Parceria Microsoft-Nissan trata os carros como PCs

Com a Microsoft a fechar acordos com a Nissan e a Mercedes, parece que a “nuvem primeiro, móvel primeiro” inclui os carros.

O futuro dos telemóveis Windows pode estar em dúvida mas a visão móvel da Microsoft agora estende-se a uma outra fronteira: os carros. A parceria com a Renault-Nissan trata o carro do futuro de forma muito parecida como a Microsoft trata os PCs.

A Microsoft disse esta segunda-feira que fechou um acordo de vários anos com a Renault-Nissan para alimentar futuros veículos das fabricantes usando a tecnologia em nuvem Azure.
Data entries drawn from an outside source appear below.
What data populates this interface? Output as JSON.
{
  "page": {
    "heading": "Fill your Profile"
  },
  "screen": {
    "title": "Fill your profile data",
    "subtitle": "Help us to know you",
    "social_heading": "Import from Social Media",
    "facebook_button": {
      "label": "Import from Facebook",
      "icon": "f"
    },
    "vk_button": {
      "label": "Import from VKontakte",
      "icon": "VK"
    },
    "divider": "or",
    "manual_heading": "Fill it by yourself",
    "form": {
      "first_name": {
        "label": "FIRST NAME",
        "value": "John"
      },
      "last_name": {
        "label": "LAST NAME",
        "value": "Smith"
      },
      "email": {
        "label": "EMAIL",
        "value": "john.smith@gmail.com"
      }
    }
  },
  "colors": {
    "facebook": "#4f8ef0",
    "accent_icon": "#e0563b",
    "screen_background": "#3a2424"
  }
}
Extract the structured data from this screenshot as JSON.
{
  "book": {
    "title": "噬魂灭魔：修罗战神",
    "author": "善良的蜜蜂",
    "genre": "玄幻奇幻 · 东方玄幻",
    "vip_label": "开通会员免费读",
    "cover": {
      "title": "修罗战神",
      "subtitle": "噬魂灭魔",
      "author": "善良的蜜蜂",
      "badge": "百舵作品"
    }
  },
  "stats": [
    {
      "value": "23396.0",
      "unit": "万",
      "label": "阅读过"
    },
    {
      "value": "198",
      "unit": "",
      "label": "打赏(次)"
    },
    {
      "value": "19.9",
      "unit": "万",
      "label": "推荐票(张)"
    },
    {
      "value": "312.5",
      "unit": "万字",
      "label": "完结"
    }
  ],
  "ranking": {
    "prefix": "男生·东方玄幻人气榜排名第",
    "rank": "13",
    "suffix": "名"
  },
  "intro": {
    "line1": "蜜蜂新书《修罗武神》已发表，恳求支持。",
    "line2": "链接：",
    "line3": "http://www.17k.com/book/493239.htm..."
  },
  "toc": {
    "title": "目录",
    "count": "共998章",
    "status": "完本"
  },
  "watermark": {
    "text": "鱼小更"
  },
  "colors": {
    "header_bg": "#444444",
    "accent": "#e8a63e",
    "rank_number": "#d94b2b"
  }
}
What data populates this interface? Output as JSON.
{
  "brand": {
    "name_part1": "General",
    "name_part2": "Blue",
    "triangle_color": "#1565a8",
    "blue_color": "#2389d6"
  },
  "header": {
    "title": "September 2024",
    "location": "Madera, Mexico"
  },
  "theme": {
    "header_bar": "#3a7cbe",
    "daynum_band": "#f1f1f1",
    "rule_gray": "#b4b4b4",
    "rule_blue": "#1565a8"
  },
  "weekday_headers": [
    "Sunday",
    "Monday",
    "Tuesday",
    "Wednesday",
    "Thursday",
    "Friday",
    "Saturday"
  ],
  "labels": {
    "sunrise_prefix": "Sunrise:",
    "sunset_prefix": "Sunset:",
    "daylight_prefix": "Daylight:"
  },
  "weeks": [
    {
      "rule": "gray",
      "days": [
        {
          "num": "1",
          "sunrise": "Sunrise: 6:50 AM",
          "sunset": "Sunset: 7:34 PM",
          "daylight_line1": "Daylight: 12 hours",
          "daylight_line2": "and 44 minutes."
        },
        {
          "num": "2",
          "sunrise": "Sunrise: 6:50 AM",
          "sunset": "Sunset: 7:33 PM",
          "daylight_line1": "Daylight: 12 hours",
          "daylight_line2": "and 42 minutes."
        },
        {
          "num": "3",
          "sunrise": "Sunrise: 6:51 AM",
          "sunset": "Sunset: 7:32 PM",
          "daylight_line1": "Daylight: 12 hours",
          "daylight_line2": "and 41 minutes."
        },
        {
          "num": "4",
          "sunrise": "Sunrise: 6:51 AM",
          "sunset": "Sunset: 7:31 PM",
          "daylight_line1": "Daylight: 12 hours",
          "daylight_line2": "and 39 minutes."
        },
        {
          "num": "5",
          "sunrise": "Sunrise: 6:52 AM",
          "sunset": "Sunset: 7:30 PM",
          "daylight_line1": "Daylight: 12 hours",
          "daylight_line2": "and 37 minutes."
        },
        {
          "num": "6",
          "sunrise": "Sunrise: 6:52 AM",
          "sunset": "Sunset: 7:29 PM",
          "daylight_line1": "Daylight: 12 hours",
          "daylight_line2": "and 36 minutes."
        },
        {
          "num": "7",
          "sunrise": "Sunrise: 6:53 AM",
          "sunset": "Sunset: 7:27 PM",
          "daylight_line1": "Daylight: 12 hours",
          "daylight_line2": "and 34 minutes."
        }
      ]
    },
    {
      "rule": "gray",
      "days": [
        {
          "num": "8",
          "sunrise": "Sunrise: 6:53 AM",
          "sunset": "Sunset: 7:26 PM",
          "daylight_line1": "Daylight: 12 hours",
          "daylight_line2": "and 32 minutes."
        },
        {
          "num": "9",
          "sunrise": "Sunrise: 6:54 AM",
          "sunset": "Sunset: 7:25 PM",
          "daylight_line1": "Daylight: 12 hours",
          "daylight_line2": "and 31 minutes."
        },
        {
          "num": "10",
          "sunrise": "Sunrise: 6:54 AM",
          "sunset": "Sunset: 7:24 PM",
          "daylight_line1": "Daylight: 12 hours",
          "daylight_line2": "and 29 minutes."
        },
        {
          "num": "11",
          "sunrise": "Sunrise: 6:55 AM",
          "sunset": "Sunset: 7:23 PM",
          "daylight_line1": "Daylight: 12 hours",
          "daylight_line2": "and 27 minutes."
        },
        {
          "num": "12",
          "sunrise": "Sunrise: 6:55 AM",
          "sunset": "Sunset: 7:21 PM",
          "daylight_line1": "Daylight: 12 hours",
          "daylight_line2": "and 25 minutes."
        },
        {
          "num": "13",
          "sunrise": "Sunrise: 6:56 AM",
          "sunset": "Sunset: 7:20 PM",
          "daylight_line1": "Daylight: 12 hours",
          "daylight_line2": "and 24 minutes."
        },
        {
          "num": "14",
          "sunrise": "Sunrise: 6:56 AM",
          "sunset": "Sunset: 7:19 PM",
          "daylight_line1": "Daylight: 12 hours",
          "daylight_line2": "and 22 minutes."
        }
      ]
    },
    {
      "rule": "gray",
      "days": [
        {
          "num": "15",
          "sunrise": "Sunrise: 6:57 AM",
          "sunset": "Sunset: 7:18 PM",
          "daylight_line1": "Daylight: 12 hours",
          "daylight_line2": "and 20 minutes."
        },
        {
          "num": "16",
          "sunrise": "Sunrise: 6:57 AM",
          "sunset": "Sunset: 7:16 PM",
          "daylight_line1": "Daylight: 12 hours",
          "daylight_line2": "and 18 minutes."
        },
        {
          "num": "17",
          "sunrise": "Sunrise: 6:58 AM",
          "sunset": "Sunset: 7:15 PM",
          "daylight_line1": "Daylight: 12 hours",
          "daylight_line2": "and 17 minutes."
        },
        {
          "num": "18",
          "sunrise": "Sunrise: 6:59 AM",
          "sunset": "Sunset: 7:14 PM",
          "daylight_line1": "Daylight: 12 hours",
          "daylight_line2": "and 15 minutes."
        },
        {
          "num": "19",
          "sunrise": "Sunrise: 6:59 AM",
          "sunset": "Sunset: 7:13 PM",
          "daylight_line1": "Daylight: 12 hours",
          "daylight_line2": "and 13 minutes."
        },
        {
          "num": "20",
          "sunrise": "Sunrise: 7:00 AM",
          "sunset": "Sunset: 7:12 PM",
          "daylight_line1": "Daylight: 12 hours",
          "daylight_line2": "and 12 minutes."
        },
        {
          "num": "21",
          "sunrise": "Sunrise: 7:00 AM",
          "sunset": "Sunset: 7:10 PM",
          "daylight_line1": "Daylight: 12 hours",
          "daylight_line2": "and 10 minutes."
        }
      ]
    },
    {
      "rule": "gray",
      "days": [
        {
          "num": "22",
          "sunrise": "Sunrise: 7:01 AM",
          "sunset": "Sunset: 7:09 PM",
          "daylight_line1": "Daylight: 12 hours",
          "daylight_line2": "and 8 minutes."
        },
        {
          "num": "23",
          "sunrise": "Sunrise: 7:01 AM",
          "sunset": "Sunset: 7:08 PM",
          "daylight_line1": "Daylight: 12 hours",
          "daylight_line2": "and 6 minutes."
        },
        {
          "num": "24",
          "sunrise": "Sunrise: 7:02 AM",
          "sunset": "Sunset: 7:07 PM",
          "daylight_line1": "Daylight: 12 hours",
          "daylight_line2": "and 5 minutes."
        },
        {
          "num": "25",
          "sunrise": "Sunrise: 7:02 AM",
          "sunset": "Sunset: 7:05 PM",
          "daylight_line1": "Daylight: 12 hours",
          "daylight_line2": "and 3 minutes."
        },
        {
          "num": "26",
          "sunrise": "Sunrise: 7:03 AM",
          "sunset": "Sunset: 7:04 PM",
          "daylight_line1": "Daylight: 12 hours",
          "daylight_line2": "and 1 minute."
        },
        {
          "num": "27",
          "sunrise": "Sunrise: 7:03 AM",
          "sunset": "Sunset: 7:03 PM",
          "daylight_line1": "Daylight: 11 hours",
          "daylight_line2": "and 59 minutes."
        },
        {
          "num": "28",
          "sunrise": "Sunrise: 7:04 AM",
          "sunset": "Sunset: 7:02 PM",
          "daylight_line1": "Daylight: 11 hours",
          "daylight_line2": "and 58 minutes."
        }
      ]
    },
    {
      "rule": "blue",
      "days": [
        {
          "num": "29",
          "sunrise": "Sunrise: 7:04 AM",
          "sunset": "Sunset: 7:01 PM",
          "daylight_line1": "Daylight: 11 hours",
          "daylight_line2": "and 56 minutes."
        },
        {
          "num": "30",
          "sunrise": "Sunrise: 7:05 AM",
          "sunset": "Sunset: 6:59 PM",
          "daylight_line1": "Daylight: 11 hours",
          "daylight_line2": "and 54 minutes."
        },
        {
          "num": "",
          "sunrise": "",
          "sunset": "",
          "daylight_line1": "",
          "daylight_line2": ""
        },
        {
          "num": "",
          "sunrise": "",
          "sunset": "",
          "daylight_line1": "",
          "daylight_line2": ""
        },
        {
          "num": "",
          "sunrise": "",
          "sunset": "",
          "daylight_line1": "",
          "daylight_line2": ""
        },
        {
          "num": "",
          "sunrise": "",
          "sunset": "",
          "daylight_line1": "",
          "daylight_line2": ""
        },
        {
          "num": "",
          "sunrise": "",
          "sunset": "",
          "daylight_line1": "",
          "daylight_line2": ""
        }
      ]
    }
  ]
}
A Renault-Nissan disse esperar ter 10 modelos de veículos autónomos nas estradas até 2020, e vai usar a cloud da Microsoft para as tecnologias que optimizam o tempo dos motoristas.

O que é interessante sobre a parceria é como a Renault descreve o seu carro do futuro: basicamente, da mesma forma como vemos os PCs hoje. Por exemplo, se comprar um Renault ou um Nissan e depois comprar outro carro a partir dessas marcas, a fabricante diz que será capaz de fazer “log in”, e que as suas configurações e dados (presumivelmente pontos de interesse e rotas) serão transferidos entre os veículos. Enquanto se apressa na estrada, o seu carro vai pagar automaticamente as portagens, com a Azure a gerir os pagamentos.

Enquanto o carro circula, pode-se estar simultaneamente no escritório (para o melhor ou para o pior): a Nissan promete oferecer uma experiência de “produtividade”, possivelmente através da incorporação do Office no veículo. Esta é a premissa de um acordo similar que a Microsoft fez com a Mercedes-Benz no início deste mês na feira IFA, com o recurso “In Car Office” a mostrar o seu calendário de trabalho e os contactos disponíveis a partir do painel do carro. A Microsoft também mostrou o Windows no painel de navegação na CES do ano passado.

Além disto, a parceria Microsoft-Nissan inclui características dos automóveis de hoje: monitorizar a localização do carro através da delimitação geográfica, ligá-lo remotamente e obter actualizações “over-the-air”, bem como diagnosticar remotamente problemas do veículo.